Bramlage Peter, Pittrow David, Lehnert Hendrik, Höfler Michael, Kirch Wilhelm, Ritz Eberhard, Wittchen Hans-Ulrich
Institute for Clinical Pharmacology, Medical Faculty, Technical University of Dresden, Dresden, Germany.
Eur J Cardiovasc Prev Rehabil. 2007 Feb;14(1):107-13. doi: 10.1097/01.hjr.0000224489.03221.de.
We aimed to assess the point prevalence of microalbuminuria (MAU) in a sample of unselected consecutive primary-care attendees, with particular focus on patients with diabetes mellitus (with and without additional concomitant diseases) and those with hypertension.
Cross-sectional observational study in a nationwide representative sample of 1912 primary-care practices and a patient population consisting of 39 125 primary-care attendees. Diagnoses for diabetes, hypertension and co-morbidities were provided by the treating physician and complemented by blood pressure (BP) measurements and selected lab tests. Screening for microalbuminuria (>20 and <200 microg/ml) was done with a spot urine dipstick test.
The clinical diagnosis of nephropathy was assigned to 7.6% of patients. The point prevalence of MAU was 19.0% in the total sample; the proportion was 33.6% in diabetics whereas the diagnosis was assigned to only 7.1% in the total sample. Amongst diabetic patients with MAU, 92.6% had BP above the target value of <130/80 mmHg. Frequency rates rose with increasing BP (e.g. 20.6% in diabetic patients with BP<120/70 mmHg, and 36.3% in diabetic patients with BP>140/90 mmHg). Of note, patients with MAU had a higher burden of co-morbidity compared to those without MAU.
We found a high prevalence of MAU in primary care, particularly in diabetic patients. The frequency of MAU was closely related to the BP level and the degree of co-morbidity. The present study underlines the magnitude of the problem of MAU in primary care, and should serve as a starting point to initiate measures to address this important public health issue.

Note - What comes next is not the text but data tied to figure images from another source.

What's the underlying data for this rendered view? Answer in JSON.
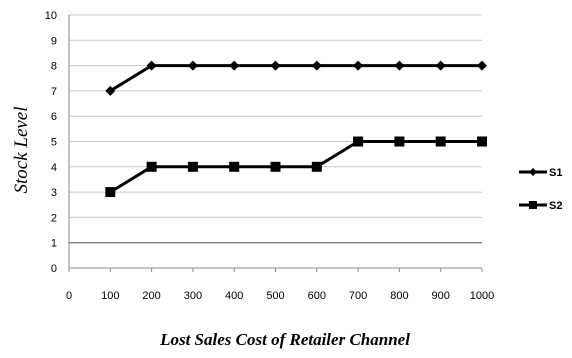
{
  "chart_data": {
    "type": "line",
    "title": "",
    "xlabel": "Lost Sales Cost of Retailer Channel",
    "ylabel": "Stock Level",
    "x": [
      100,
      200,
      300,
      400,
      500,
      600,
      700,
      800,
      900,
      1000
    ],
    "xticks": [
      "0",
      "100",
      "200",
      "300",
      "400",
      "500",
      "600",
      "700",
      "800",
      "900",
      "1000"
    ],
    "yticks": [
      "0",
      "1",
      "2",
      "3",
      "4",
      "5",
      "6",
      "7",
      "8",
      "9",
      "10"
    ],
    "xlim": [
      0,
      1000
    ],
    "ylim": [
      0,
      10
    ],
    "grid": true,
    "legend_position": "right",
    "series": [
      {
        "name": "S1",
        "marker": "diamond",
        "color": "#000000",
        "values": [
          7,
          8,
          8,
          8,
          8,
          8,
          8,
          8,
          8,
          8
        ]
      },
      {
        "name": "S2",
        "marker": "square",
        "color": "#000000",
        "values": [
          3,
          4,
          4,
          4,
          4,
          4,
          5,
          5,
          5,
          5
        ]
      }
    ]
  }
}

我们旨在评估未经挑选的连续初级保健就诊者样本中微量白蛋白尿(MAU)的时点患病率,尤其关注糖尿病患者(伴有或不伴有其他合并症)以及高血压患者。
在全国范围内具有代表性的1912家初级保健机构样本以及由39125名初级保健就诊者组成的患者群体中进行横断面观察性研究。糖尿病、高血压及合并症的诊断由治疗医生提供,并通过血压(BP)测量和选定的实验室检查加以补充。采用即时尿试纸条检测法筛查微量白蛋白尿(>20且<200微克/毫升)。
7.6%的患者被临床诊断为肾病。总样本中MAU的时点患病率为19.0%;糖尿病患者中的比例为33.6%,而在总样本中该诊断仅占7.1%。在患有MAU的糖尿病患者中,92.6%的患者血压高于<130/80 mmHg的目标值。随着血压升高,发生率上升(例如,血压<120/70 mmHg的糖尿病患者中为20.6%,血压>140/90 mmHg的糖尿病患者中为36.3%)。值得注意的是,与无MAU的患者相比,有MAU的患者合并症负担更高。
我们发现初级保健中MAU的患病率很高,尤其是在糖尿病患者中。MAU的发生率与血压水平和合并症程度密切相关。本研究强调了初级保健中MAU问题的严重性,应作为启动解决这一重要公共卫生问题措施的起点。